The venom helped with that, too. Much more than the tea she now lifted from a low traylike table set among the rugs and cushions, all the while wishing very much that it were wine. Before her were arrayed most of her nearest and most trusted: sharp little Hnarisha with his delicate bones and rounded features; Yavashuri, the maid of the bedchamber who knew (probably literally) where the bodies were buried; Druja, the agent who traveled to foreign lands; her general, Pranaj; and her newly acquired dependent, the unexpectedly clever and wicked Lady Golbahar.
Oh, and that asshole Mi Ren, the Song princeling who thought Mrithuri ought to marry him, and who nobody could quite figure out how to get rid of without offending his powerful family, from whom he had requested troops and money on behalf of the rajni he supposed must inevitably become his ticket to true regal power.
Missing only were her body servant Chaeri, whom she had not seen since before this meeting when Chaeri brought her her Eremite serpents; her Wizard, Ata Akhimah; and the Dead Man, sent to her rescue by the foreign Wizard who had trained Ata Akhimah.
All of them—the ones who were present—were very upset about a siege that could not succeed. Mrithuri had explained that it could not succeed, because Sarathai-tia was raised above a floodplain, and the Mother River would inevitably rise and sweep any besiegers away. Her illustrious ancestor, the Alchemical Emperor, had designed his capital city that way.

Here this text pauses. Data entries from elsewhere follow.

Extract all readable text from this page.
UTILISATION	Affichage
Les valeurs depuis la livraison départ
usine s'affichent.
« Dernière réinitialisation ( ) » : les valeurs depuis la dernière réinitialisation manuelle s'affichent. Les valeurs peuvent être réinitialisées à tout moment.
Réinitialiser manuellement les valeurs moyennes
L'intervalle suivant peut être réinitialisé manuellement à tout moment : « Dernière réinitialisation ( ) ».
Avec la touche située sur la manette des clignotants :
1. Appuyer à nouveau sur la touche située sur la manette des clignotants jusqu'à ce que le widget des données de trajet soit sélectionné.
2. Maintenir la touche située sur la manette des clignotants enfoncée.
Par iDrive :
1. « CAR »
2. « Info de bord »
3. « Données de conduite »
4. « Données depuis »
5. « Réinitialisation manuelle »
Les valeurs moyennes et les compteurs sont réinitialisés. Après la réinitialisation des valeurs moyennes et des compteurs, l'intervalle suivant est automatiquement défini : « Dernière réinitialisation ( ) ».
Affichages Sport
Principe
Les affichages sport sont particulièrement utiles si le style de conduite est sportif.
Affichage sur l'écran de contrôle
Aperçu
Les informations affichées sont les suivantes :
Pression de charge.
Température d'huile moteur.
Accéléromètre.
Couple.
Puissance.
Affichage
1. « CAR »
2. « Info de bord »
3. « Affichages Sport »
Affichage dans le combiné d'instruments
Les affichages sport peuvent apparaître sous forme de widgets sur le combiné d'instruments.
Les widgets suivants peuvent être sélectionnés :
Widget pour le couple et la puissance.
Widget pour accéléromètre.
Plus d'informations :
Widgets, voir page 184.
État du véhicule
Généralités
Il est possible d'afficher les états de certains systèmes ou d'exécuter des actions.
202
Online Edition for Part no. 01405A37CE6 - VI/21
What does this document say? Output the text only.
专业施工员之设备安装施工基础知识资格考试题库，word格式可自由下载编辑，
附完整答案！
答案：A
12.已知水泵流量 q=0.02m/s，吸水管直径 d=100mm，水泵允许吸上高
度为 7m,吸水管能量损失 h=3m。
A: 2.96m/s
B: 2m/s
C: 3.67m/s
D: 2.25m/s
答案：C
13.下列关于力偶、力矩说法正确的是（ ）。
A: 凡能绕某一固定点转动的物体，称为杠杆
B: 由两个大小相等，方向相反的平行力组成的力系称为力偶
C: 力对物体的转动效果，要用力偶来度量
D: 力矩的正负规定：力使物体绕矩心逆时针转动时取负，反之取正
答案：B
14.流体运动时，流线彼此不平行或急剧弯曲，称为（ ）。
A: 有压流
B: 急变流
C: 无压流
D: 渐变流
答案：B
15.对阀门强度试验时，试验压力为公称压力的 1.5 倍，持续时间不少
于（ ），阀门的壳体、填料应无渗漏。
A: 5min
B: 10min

Mrithuri’s people did not dare raise their voices to her. But that did not in the least stop them from raising their voices at one another, despite mostly being in agreement. The exception was Mi Ren. The foreign half-prince, or near-prince, or whatever he was—Mrithuri could never keep the endless and varied intricacies of ranks in the endless and varied Song principalities organized in her head, which was one of the many reasons she had Hnarisha—was cheerfully yelling at everyone, despite apparently having no idea what was going on and no idea that he had no idea. One of Mi Ren’s lackeys stood beside him, looking impassively embarrassed and holding his coat.